Ketika kasus Covid-19 sampai pada angka 100 seperti ada ketakutan dari
Pemerintah Aceh. Sehingga dibuat seolah-olah kasus ini agak menurun kembali,”
ungkap dia.
Purnama menambahkan, secara logika, sambungnya,
apabila satu orang terpapar virus maka beberapa orang lain yang berada di
sekitarnya juga akan terinfeksi virus. Kalau ada 100 orang berarti ada 500
orang di luar yang masih berkeliaran. Informasi ini yang tidak diberitahukan
oleh Pemerintah Aceh.
Selain itu, Purnama juga menyorot para tenaga medis
dan pemerintah yang tidak pernah memberi tahu kepada masyarakat yang terinfeksi
virus agar tidak melakukan keluyuran setelah diambil swab. Sehingga si pasien
tersebut karena merasa tidak diberitahukan, pergi kemana-mana, bahkan di tempat
keramaian. Sementara informasi bahwa hasil swab pasien tersebut positif baru
disampaikan pada hari kelima.
Seharusnya, ungkap dr Purnama, Pemerintah Aceh sudah
melakukan action. Bukan hanya menyuruh ASN memakai penutup wajah (Face Shield).

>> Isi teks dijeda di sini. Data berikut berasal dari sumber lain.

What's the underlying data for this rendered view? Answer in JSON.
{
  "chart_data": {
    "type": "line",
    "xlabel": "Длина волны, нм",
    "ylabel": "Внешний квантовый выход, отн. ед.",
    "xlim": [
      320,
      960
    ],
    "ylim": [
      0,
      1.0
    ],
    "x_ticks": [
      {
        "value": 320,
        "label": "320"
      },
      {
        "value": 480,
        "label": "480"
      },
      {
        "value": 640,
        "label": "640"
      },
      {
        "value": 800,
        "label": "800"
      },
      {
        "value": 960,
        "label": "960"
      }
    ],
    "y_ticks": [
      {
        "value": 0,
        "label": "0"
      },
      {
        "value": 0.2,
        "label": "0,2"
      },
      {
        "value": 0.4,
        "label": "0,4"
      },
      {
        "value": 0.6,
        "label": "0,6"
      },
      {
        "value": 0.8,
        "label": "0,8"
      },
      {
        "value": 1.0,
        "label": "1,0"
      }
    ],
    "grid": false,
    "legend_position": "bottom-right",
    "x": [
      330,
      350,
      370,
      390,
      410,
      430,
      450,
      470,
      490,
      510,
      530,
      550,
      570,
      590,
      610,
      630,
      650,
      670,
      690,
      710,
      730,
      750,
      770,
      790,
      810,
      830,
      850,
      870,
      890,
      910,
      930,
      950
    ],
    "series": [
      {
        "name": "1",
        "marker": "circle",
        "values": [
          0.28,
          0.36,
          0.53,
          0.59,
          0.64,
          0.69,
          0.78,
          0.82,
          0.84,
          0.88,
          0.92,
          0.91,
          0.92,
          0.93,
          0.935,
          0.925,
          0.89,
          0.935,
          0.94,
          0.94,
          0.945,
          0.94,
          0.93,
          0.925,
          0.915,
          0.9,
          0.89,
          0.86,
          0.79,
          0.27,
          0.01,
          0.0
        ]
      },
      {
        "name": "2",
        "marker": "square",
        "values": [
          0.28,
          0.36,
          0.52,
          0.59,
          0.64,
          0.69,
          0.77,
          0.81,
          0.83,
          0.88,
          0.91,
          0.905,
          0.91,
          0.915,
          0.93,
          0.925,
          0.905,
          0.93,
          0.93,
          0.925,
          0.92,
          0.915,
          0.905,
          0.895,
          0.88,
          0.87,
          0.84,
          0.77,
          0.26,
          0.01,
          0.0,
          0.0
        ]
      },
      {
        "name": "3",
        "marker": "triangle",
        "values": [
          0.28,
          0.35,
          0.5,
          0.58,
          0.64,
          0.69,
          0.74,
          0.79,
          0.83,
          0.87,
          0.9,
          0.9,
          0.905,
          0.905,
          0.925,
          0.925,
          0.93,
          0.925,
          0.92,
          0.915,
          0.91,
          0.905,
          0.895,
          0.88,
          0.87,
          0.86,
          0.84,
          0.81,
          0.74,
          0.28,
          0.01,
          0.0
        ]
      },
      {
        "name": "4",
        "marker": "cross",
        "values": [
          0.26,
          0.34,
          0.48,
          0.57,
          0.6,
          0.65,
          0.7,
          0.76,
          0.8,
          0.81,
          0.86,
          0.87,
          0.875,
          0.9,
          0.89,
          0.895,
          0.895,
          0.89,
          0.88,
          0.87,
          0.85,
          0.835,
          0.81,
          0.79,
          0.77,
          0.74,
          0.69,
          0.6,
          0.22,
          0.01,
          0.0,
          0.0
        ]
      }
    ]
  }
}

Apakah ini disediakan pemerintah atau tidak, kata dr Purnama, ini juga menjadi
pertanyaan kembali.
"Dengan meningkatnya kasus Covid-19 serta banyaknya rumah sakit dan Puskesmas yang tutup, seharusnya Plt Gubernur bisa menerapkan PSBB. Namun sangat diisayangkan, sampai saat ini belum dilakukan. Pemerintah sampai saat ini hanya menghimbau masyarakat melalui baliho dan sebagainya. Belum ada tindakan yang nyata, padahal keadaan sudah semakin darurat," tutupnya.